ECB chief Mario Draghi adhered to that last week but added that he and his colleagues had to make sure inflation didn’t get stuck in the “danger zone” below one percent. By happy or unhappy coincidence, the latest inflation euro inflation data are due on Tuesday, two days before the ECB meets, and are forecast to show the rate unchanged at 0.9 percent.

It’s too early for any dramatic moves but the ECB may well be pushed into easing policy if inflation refuses to pick up and/or the banks clam up ahead of this year’s health tests.

We pretty much know the state of play within the ECB. With rates already close to zero, there will be no rush to cut them again, another gush of long-term cheap money for the banks is possible, particularly if the looming bank health tests cause them to tighten up further, but too many of its policymakers are viscerally opposed to printing money for that to become an option unless deflation seriously took hold.

U.S. Treasury Secretary Jack Lew will visit Berlin, Paris and Lisbon in the early part of the week. The agenda is not yet clear but the last time Lew was in Europe he was indirectly critical of Germany, stressing the need for Europe to boost domestic demand.

He also described banking union as crucial for the long-term stability of the euro zone. So his  views on whether the piecemeal agreement clinched in December is satisfactory to Washington is a key issue.

IMF chief Christine Lagarde is speaking in Kenya.

Britain’s services PMI has reflected the strong growth (albeit from a low base) seen over the past six months. But finance minister George Osborne will don the hair shirt again today, saying that the job of fixing Britain’s still wide budget deficit is far from done.

With one eye on next year’s election he will say the way to cut taxes permanently is to cut spending permanently. The election timetable is starting to impose itself. Prime Minister David Cameron pledged on Sunday to protect pensioners’ incomes, saying the state payment would rise annually by the rate of inflation, average wage increases or 2.5 percent, whichever was the higher.

Turkish markets have settled after taking a hammering due to a wide-ranging corruption investigation which has led to the resignation of three members of the cabinet and highlighted concern about the independence of the judiciary.

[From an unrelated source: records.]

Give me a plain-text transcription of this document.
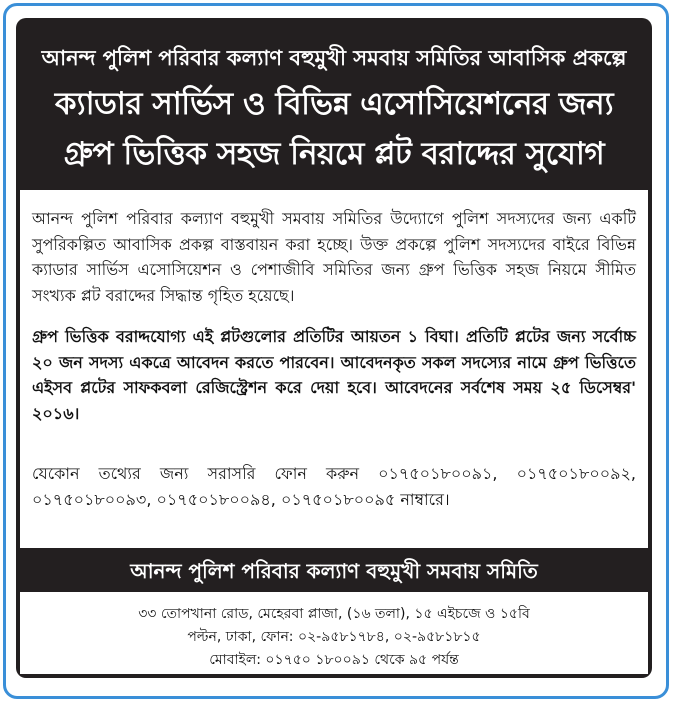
আনন্দ পুলিশ পরিবার কল্যাণ বহুমুখী সমবায় সমিতির আবাসিক প্রকল্পে
ক্যাডার সার্ভিস ও বিভিন্ন এসোসিয়েশনের জন্য
গ্রুপ ভিত্তিক সহজ নিয়মে প্লট বরাদ্দের সুযোগ
আনন্দ পুলিশ পরিবার কল্যাণ বহুমুখী সমবায় সমিতির উদ্যোগে পুলিশ সদস্যদের জন্য একটি সুপরিকল্পিত আবাসিক প্রকল্প বাস্তবায়ন করা হচ্ছে। উক্ত প্রকল্পে পুলিশ সদস্যদের বাইরে বিভিন্ন ক্যাডার সার্ভিস এসোসিয়েশন ও পেশাজীবি সমিতির জন্য গ্রুপ ভিত্তিক সহজ নিয়মে সীমিত সংখ্যক প্লট বরাদ্দের সিদ্ধান্ত গৃহিত হয়েছে।
গ্রুপ ভিত্তিক বরাদ্দযোগ্য এই প্লটগুলোর প্রতিটির আয়তন ১ বিঘা। প্রতিটি প্লটের জন্য সর্বোচ্চ ২০ জন সদস্য একত্রে আবেদন করতে পারবেন। আবেদনকৃত সকল সদস্যের নামে গ্রুপ ভিত্তিতে এইসব প্লটের সাফকবলা রেজিস্ট্রেশন করে দেয়া হবে। আবেদনের সর্বশেষ সময় ২৫ ডিসেম্বর' ২০১৬।
যেকোন তথ্যের জন্য সরাসরি ফোন করুন ০১৭৫০১৮০০৯১, ০১৭৫০১৮০০৯২, ০১৭৫০১৮০০৯৩, ০১৭৫০১৮০০৯৪, ০১৭৫০১৮০০৯৫ নাম্বারে।
আনন্দ পুলিশ পরিবার কল্যাণ বহুমুখী সমবায় সমিতি
৩৩ তোপখানা রোড, মেহেরবা প্লাজা, (১৬ তলা), ১৫ এইচজে ও ১৫বি
পল্টন, ঢাকা, ফোন: ০২-৯৫৮১৭৮৪, ০২-৯৫৮১৮১৫
মোবাইল: ০১৭৫০ ১৮০০৯১ থেকে ৯৫ পর্যন্ত
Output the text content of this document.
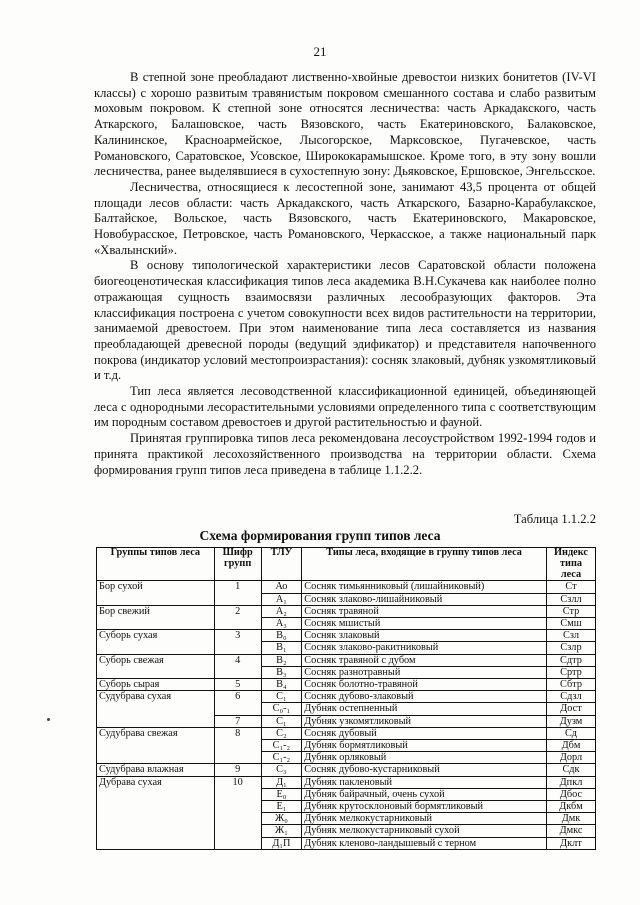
21

В степной зоне преобладают лиственно-хвойные древостои низких бонитетов (IV-VI классы) с хорошо развитым травянистым покровом смешанного состава и слабо развитым моховым покровом. К степной зоне относятся лесничества: часть Аркадакского, часть Аткарского, Балашовское, часть Вязовского, часть Екатериновского, Балаковское, Калининское, Красноармейское, Лысогорское, Марксовское, Пугачевское, часть Романовского, Саратовское, Усовское, Ширококарамышское. Кроме того, в эту зону вошли лесничества, ранее выделявшиеся в сухостепную зону: Дьяковское, Ершовское, Энгельсское.

Лесничества, относящиеся к лесостепной зоне, занимают 43,5 процента от общей площади лесов области: часть Аркадакского, часть Аткарского, Базарно-Карабулакское, Балтайское, Вольское, часть Вязовского, часть Екатериновского, Макаровское, Новобурасское, Петровское, часть Романовского, Черкасское, а также национальный парк «Хвалынский».

В основу типологической характеристики лесов Саратовской области положена биогеоценотическая классификация типов леса академика В.Н.Сукачева как наиболее полно отражающая сущность взаимосвязи различных лесообразующих факторов. Эта классификация построена с учетом совокупности всех видов растительности на территории, занимаемой древостоем. При этом наименование типа леса составляется из названия преобладающей древесной породы (ведущий эдификатор) и представителя напочвенного покрова (индикатор условий местопроизрастания): сосняк злаковый, дубняк узкомятликовый и т.д.

Тип леса является лесоводственной классификационной единицей, объединяющей леса с однородными лесорастительными условиями определенного типа с соответствующим им породным составом древостоев и другой растительностью и фауной.

Принятая группировка типов леса рекомендована лесоустройством 1992-1994 годов и принята практикой лесохозяйственного производства на территории области. Схема формирования групп типов леса приведена в таблице 1.1.2.2.

Таблица 1.1.2.2
Схема формирования групп типов леса
Группы типов леса	Шифр групп	ТЛУ	Типы леса, входящие в группу типов леса	Индекс типа леса
Бор сухой	1	Ао	Сосняк тимьянниковый (лишайниковый)	Ст
		А₁	Сосняк злаково-лишайниковый	Сзлл
Бор свежий	2	А₂	Сосняк травяной	Стр
		А₃	Сосняк мшистый	Смш
Суборь сухая	3	В₀	Сосняк злаковый	Сзл
		В₁	Сосняк злаково-ракитниковый	Сзлр
Суборь свежая	4	В₂	Сосняк травяной с дубом	Сдтр
		В₃	Сосняк разнотравный	Сртр
Суборь сырая	5	В₄	Сосняк болотно-травяной	Сбтр
Судубрава сухая	6	С₁	Сосняк дубово-злаковый	Сдзл
		С₀-₁	Дубняк остепненный	Дост
	7	С₁	Дубняк узкомятликовый	Дузм
Судубрава свежая	8	С₂	Сосняк дубовый	Сд
		С₁-₂	Дубняк бормятликовый	Дбм
		С₁-₂	Дубняк орляковый	Дорл
Судубрава влажная	9	С₃	Сосняк дубово-кустарниковый	Сдк
Дубрава сухая	10	Д₁	Дубняк пакленовый	Дпкл
		Е₀	Дубняк байрачный, очень сухой	Дбос
		Е₁	Дубняк крутосклоновый бормятликовый	Дкбм
		Ж₀	Дубняк мелкокустарниковый	Дмк
		Ж₁	Дубняк мелкокустарниковый сухой	Дмкс
		Д₁П	Дубняк кленово-ландышевый с терном	Дклт
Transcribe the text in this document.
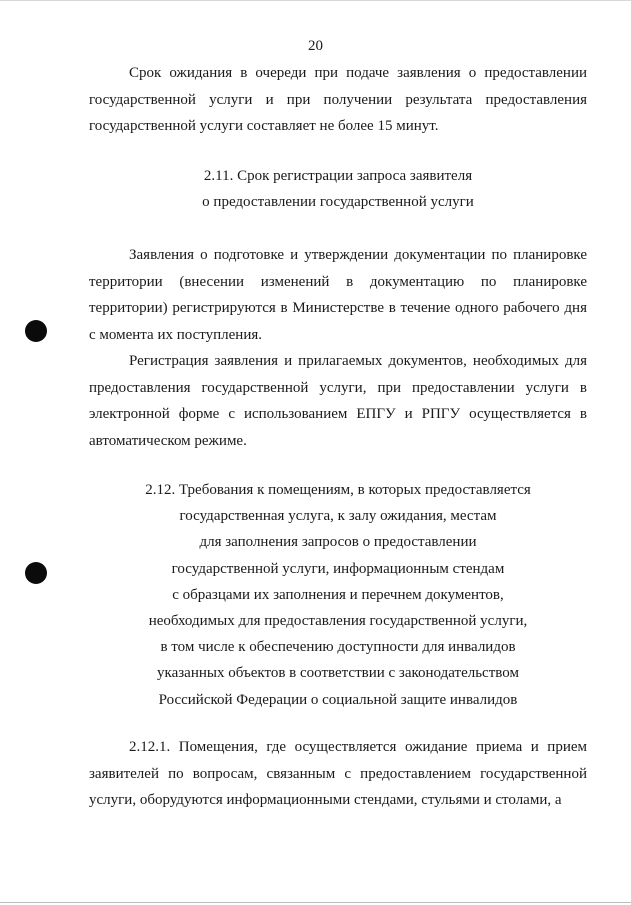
20

Срок ожидания в очереди при подаче заявления о предоставлении государственной услуги и при получении результата предоставления государственной услуги составляет не более 15 минут.

2.11. Срок регистрации запроса заявителя
о предоставлении государственной услуги

Заявления о подготовке и утверждении документации по планировке территории (внесении изменений в документацию по планировке территории) регистрируются в Министерстве в течение одного рабочего дня с момента их поступления.

Регистрация заявления и прилагаемых документов, необходимых для предоставления государственной услуги, при предоставлении услуги в электронной форме с использованием ЕПГУ и РПГУ осуществляется в автоматическом режиме.

2.12. Требования к помещениям, в которых предоставляется
государственная услуга, к залу ожидания, местам
для заполнения запросов о предоставлении
государственной услуги, информационным стендам
с образцами их заполнения и перечнем документов,
необходимых для предоставления государственной услуги,
в том числе к обеспечению доступности для инвалидов
указанных объектов в соответствии с законодательством
Российской Федерации о социальной защите инвалидов

2.12.1. Помещения, где осуществляется ожидание приема и прием заявителей по вопросам, связанным с предоставлением государственной услуги, оборудуются информационными стендами, стульями и столами, а
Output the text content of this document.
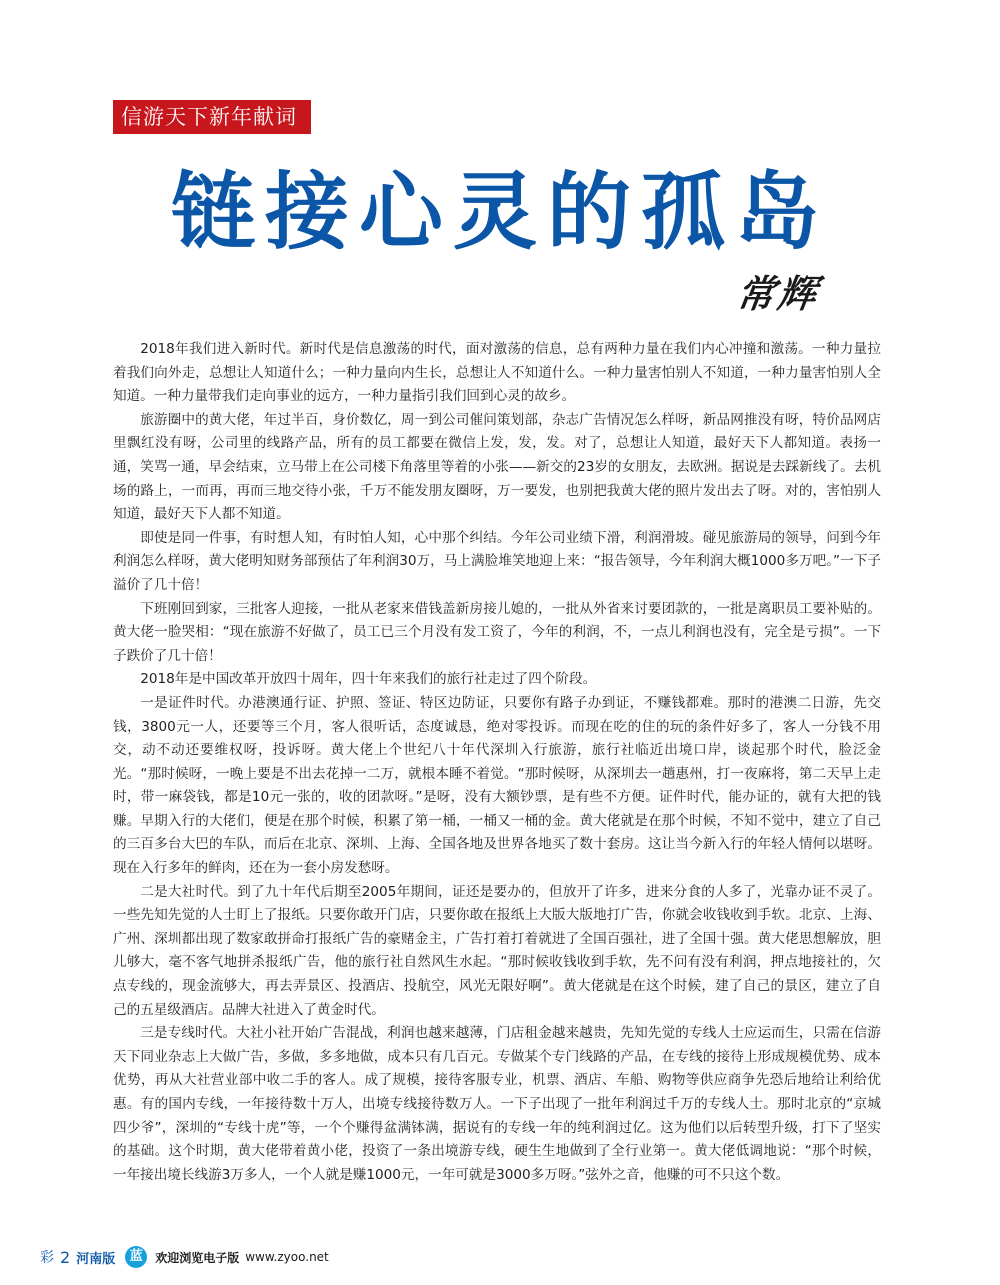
信游天下新年献词
链接心灵的孤岛
常辉

2018年我们进入新时代。新时代是信息激荡的时代，面对激荡的信息，总有两种力量在我们内心冲撞和激荡。一种力量拉着我们向外走，总想让人知道什么；一种力量向内生长，总想让人不知道什么。一种力量害怕别人不知道，一种力量害怕别人全知道。一种力量带我们走向事业的远方，一种力量指引我们回到心灵的故乡。

旅游圈中的黄大佬，年过半百，身价数亿，周一到公司催问策划部，杂志广告情况怎么样呀，新品网推没有呀，特价品网店里飘红没有呀，公司里的线路产品，所有的员工都要在微信上发，发，发。对了，总想让人知道，最好天下人都知道。表扬一通，笑骂一通，早会结束，立马带上在公司楼下角落里等着的小张——新交的23岁的女朋友，去欧洲。据说是去踩新线了。去机场的路上，一而再，再而三地交待小张，千万不能发朋友圈呀，万一要发，也别把我黄大佬的照片发出去了呀。对的，害怕别人知道，最好天下人都不知道。

即使是同一件事，有时想人知，有时怕人知，心中那个纠结。今年公司业绩下滑，利润滑坡。碰见旅游局的领导，问到今年利润怎么样呀，黄大佬明知财务部预估了年利润30万，马上满脸堆笑地迎上来：“报告领导，今年利润大概1000多万吧。”一下子溢价了几十倍！

下班刚回到家，三批客人迎接，一批从老家来借钱盖新房接儿媳的，一批从外省来讨要团款的，一批是离职员工要补贴的。黄大佬一脸哭相：“现在旅游不好做了，员工已三个月没有发工资了，今年的利润，不，一点儿利润也没有，完全是亏损”。一下子跌价了几十倍！

2018年是中国改革开放四十周年，四十年来我们的旅行社走过了四个阶段。

一是证件时代。办港澳通行证、护照、签证、特区边防证，只要你有路子办到证，不赚钱都难。那时的港澳二日游，先交钱，3800元一人，还要等三个月，客人很听话，态度诚恳，绝对零投诉。而现在吃的住的玩的条件好多了，客人一分钱不用交，动不动还要维权呀，投诉呀。黄大佬上个世纪八十年代深圳入行旅游，旅行社临近出境口岸，谈起那个时代，脸泛金光。“那时候呀，一晚上要是不出去花掉一二万，就根本睡不着觉。“那时候呀，从深圳去一趟惠州，打一夜麻将，第二天早上走时，带一麻袋钱，都是10元一张的，收的团款呀。”是呀，没有大额钞票，是有些不方便。证件时代，能办证的，就有大把的钱赚。早期入行的大佬们，便是在那个时候，积累了第一桶，一桶又一桶的金。黄大佬就是在那个时候，不知不觉中，建立了自己的三百多台大巴的车队，而后在北京、深圳、上海、全国各地及世界各地买了数十套房。这让当今新入行的年轻人情何以堪呀。现在入行多年的鲜肉，还在为一套小房发愁呀。

二是大社时代。到了九十年代后期至2005年期间，证还是要办的，但放开了许多，进来分食的人多了，光靠办证不灵了。一些先知先觉的人士盯上了报纸。只要你敢开门店，只要你敢在报纸上大版大版地打广告，你就会收钱收到手软。北京、上海、广州、深圳都出现了数家敢拼命打报纸广告的豪赌金主，广告打着打着就进了全国百强社，进了全国十强。黄大佬思想解放，胆儿够大，毫不客气地拼杀报纸广告，他的旅行社自然风生水起。“那时候收钱收到手软，先不问有没有利润，押点地接社的，欠点专线的，现金流够大，再去弄景区、投酒店、投航空，风光无限好啊”。黄大佬就是在这个时候，建了自己的景区，建立了自己的五星级酒店。品牌大社进入了黄金时代。

三是专线时代。大社小社开始广告混战，利润也越来越薄，门店租金越来越贵，先知先觉的专线人士应运而生，只需在信游天下同业杂志上大做广告，多做，多多地做，成本只有几百元。专做某个专门线路的产品，在专线的接待上形成规模优势、成本优势，再从大社营业部中收二手的客人。成了规模，接待客服专业，机票、酒店、车船、购物等供应商争先恐后地给让利给优惠。有的国内专线，一年接待数十万人，出境专线接待数万人。一下子出现了一批年利润过千万的专线人士。那时北京的“京城四少爷”，深圳的“专线十虎”等，一个个赚得盆满钵满，据说有的专线一年的纯利润过亿。这为他们以后转型升级，打下了坚实的基础。这个时期，黄大佬带着黄小佬，投资了一条出境游专线，硬生生地做到了全行业第一。黄大佬低调地说：“那个时候，一年接出境长线游3万多人，一个人就是赚1000元，一年可就是3000多万呀。”弦外之音，他赚的可不只这个数。

彩 2 河南版	蓝	欢迎浏览电子版 www.zyoo.net
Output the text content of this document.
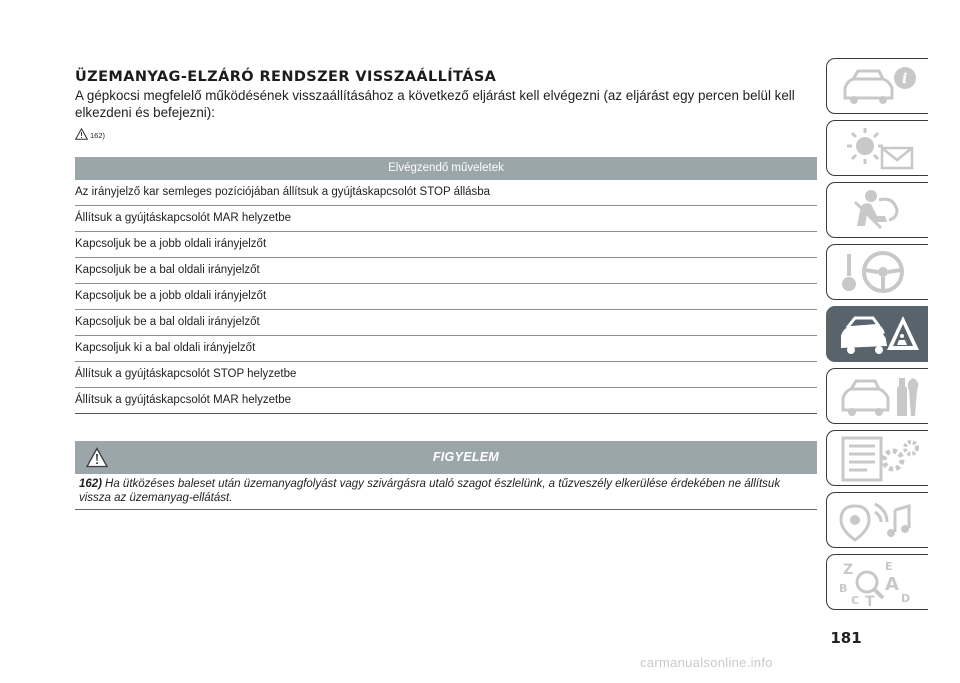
ÜZEMANYAG-ELZÁRÓ RENDSZER VISSZAÁLLÍTÁSA

A gépkocsi megfelelő működésének visszaállításához a következő eljárást kell elvégezni (az eljárást egy percen belül kell elkezdeni és befejezni):

162)
Elvégzendő műveletek
Az irányjelző kar semleges pozíciójában állítsuk a gyújtáskapcsolót STOP állásba
Állítsuk a gyújtáskapcsolót MAR helyzetbe
Kapcsoljuk be a jobb oldali irányjelzőt
Kapcsoljuk be a bal oldali irányjelzőt
Kapcsoljuk be a jobb oldali irányjelzőt
Kapcsoljuk be a bal oldali irányjelzőt
Kapcsoljuk ki a bal oldali irányjelzőt
Állítsuk a gyújtáskapcsolót STOP helyzetbe
Állítsuk a gyújtáskapcsolót MAR helyzetbe
FIGYELEM
162) Ha ütközéses baleset után üzemanyagfolyást vagy szivárgásra utaló szagot észlelünk, a tűzveszély elkerülése érdekében ne állítsuk vissza az üzemanyag-ellátást.
181
i
Z	E
B A
C T D
carmanualsonline.info
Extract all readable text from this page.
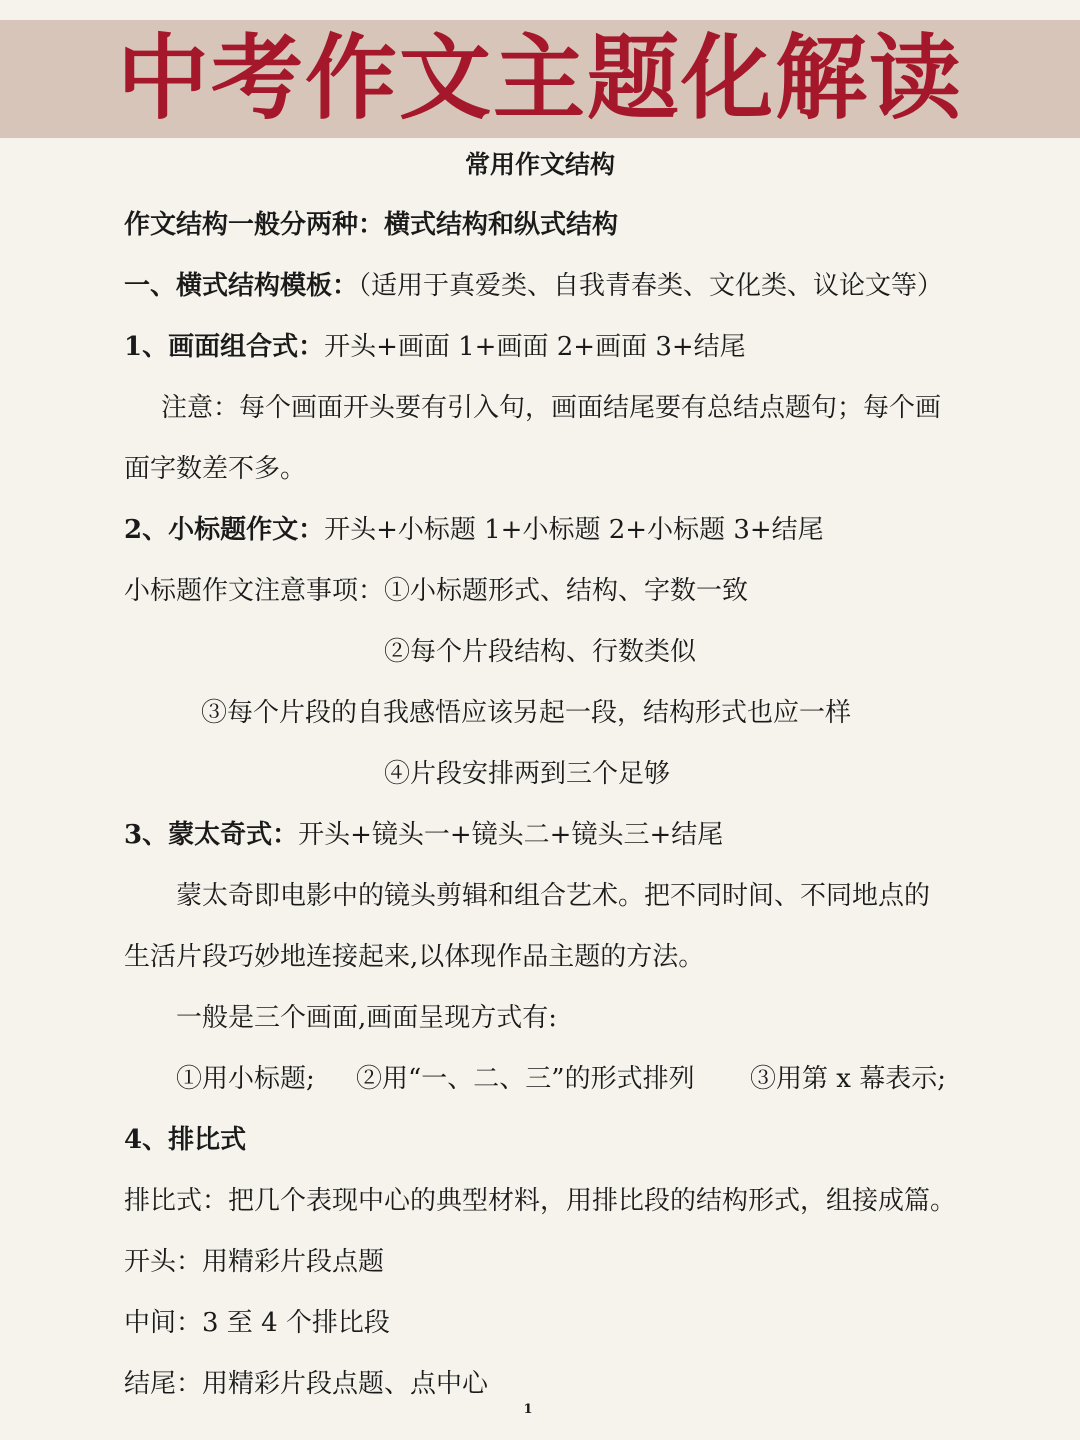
中考作文主题化解读
常用作文结构
作文结构一般分两种：横式结构和纵式结构
一、横式结构模板：（适用于真爱类、自我青春类、文化类、议论文等）
1、画面组合式：开头+画面 1+画面 2+画面 3+结尾
注意：每个画面开头要有引入句，画面结尾要有总结点题句；每个画
面字数差不多。
2、小标题作文：开头+小标题 1+小标题 2+小标题 3+结尾
小标题作文注意事项：①小标题形式、结构、字数一致
②每个片段结构、行数类似
③每个片段的自我感悟应该另起一段，结构形式也应一样
④片段安排两到三个足够
3、蒙太奇式：开头+镜头一+镜头二+镜头三+结尾
蒙太奇即电影中的镜头剪辑和组合艺术。把不同时间、不同地点的
生活片段巧妙地连接起来,以体现作品主题的方法。
一般是三个画面,画面呈现方式有:
①用小标题; ②用“一、二、三”的形式排列 ③用第 x 幕表示;
4、排比式
排比式：把几个表现中心的典型材料，用排比段的结构形式，组接成篇。
开头：用精彩片段点题
中间：3 至 4 个排比段
结尾：用精彩片段点题、点中心
1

Prime Minister Tayyip Erdogan may have offered something of an olive branch, saying he would not oppose the retrial of hundreds of military officers convicted on coup plot charges. Turkey’s appeals court in October upheld the convictions of top retired officers for leading a plot to overthrow Erdogan’s government a decade ago.
Erdogan is flying to Japan to start an Asia tour which will also take in Singapore and Malaysia.